Japan’s Largest Mobile Payment Company Migrates from Aurora to a Scale-Out Database
Industry: Mobile Payment
Author: Munenori Hirakawa (Senior Manager, PayPay Product Tech Division)
PayPay was established in October 2018 as a joint venture Softbank Group, Yahoo Japan, and the Indian mobile payment company Paytm. It is the number one mobile payment company in Japan. Japan is still mainly a cash-based society, but after large-scale marketing activities and government policy support for a cashless society, our business is rapidly expanding. Currently, there are about 100 million people in Japan, of which 30 million users and 2 million merchants are using PayPay, and our recent transaction volume has reached 1 billion.
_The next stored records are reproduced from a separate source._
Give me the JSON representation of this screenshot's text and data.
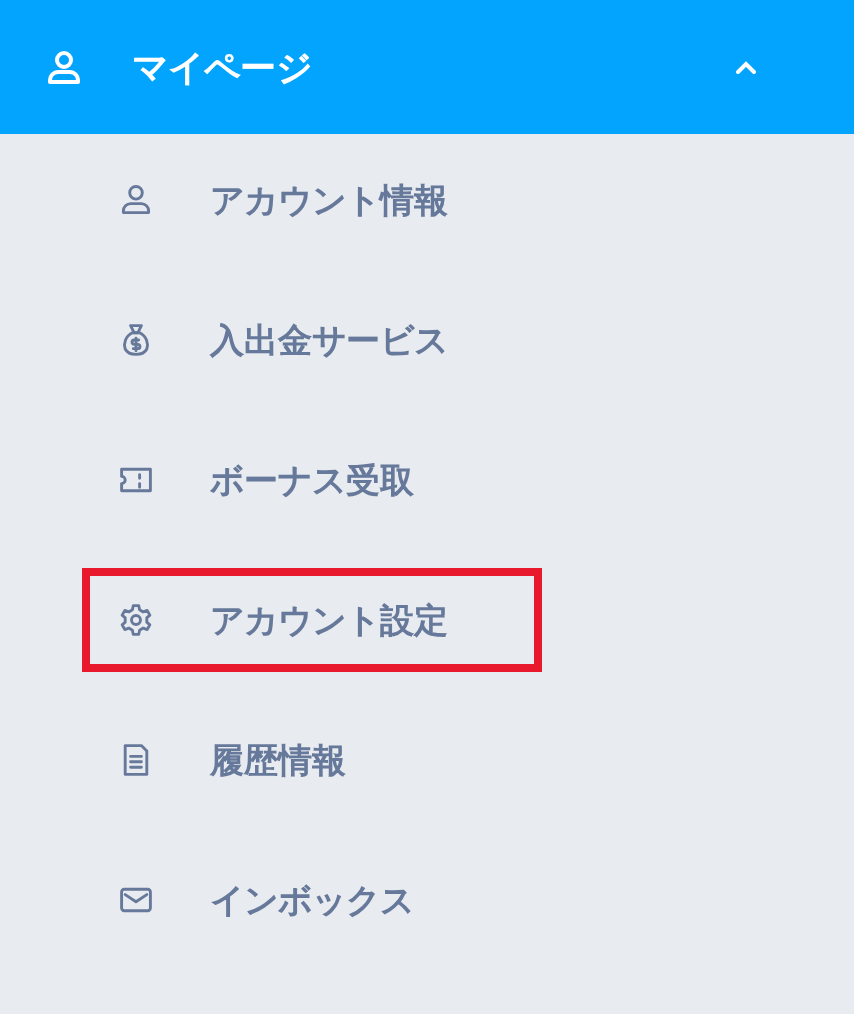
{
  "header": {
    "label": "マイページ",
    "expanded": true
  },
  "items": [
    {
      "label": "アカウント情報",
      "highlighted": false
    },
    {
      "label": "入出金サービス",
      "highlighted": false
    },
    {
      "label": "ボーナス受取",
      "highlighted": false
    },
    {
      "label": "アカウント設定",
      "highlighted": true
    },
    {
      "label": "履歴情報",
      "highlighted": false
    },
    {
      "label": "インボックス",
      "highlighted": false
    }
  ]
}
Last year, as our business grew extremely fast, our most mission-critical database, the Payment database (which manages our payment transactions), had a write-heavy workload and became a bottleneck. After a careful investigation, we decided to migrate from Amazon Aurora to TiDB, an open-source, distributed Hybrid Transactional/Analytical Processing (HTAP) database. Thanks to TiDB’s horizontal scalability, we no longer have to worry about our database capacity.
Below I will share why we migrated from Amazon Aurora to TiDB and the practical experience of migration.
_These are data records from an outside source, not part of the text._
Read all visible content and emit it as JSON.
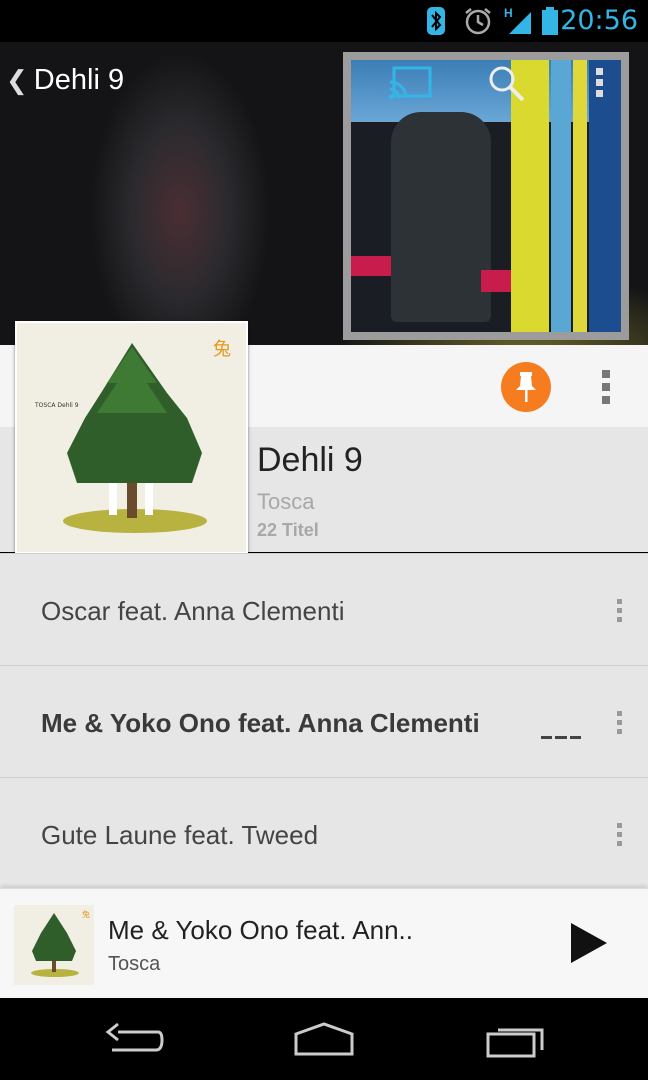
{
  "status_bar": {
    "time": "20:56",
    "icons": [
      "bluetooth-icon",
      "alarm-icon",
      "signal-icon",
      "battery-icon"
    ],
    "network_type": "H",
    "accent_color": "#33b5e5"
  },
  "header": {
    "title": "Dehli 9",
    "icons": [
      "back-chevron-icon",
      "cast-icon",
      "search-icon",
      "overflow-menu-icon"
    ]
  },
  "album": {
    "title": "Dehli 9",
    "artist": "Tosca",
    "track_count": "22 Titel",
    "pin_color": "#f57c1f"
  },
  "tracks": [
    {
      "title": "Oscar feat. Anna Clementi",
      "playing": false
    },
    {
      "title": "Me & Yoko Ono feat. Anna Clementi",
      "playing": true
    },
    {
      "title": "Gute Laune feat. Tweed",
      "playing": false
    }
  ],
  "now_playing": {
    "title": "Me & Yoko Ono feat. Ann..",
    "artist": "Tosca"
  },
  "nav_bar": {
    "icons": [
      "back-icon",
      "home-icon",
      "recents-icon"
    ]
  }
}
Our pain point: limited database capacity
PayPay can be used for online and offline payments. We support multiple payment methods. PayPay uses Amazon AWS as the infrastructure, and a microserver architecture is built on top of it.
We have about 80 components, and almost all components use Java, Spring Boot, and Amazon Aurora as the database architecture. All payment transactions are transmitted to the Payment component for management. When a payment transaction occurs, the transaction data is written to the Payment database, and the status of the transaction is updated accordingly. Therefore, the Payment database has a write-heavy workload. Coupled with the growing business volume, the Payment database has become a bottleneck. So we decided to migrate to a more scalable database.
Why choose TiDB?
- TiDB is compatible with MySQL and requires almost no application code changes. Since TiDB is a distributed architecture, we must pay attention to the auto-increment behavior for the ID, but such modifications are rare.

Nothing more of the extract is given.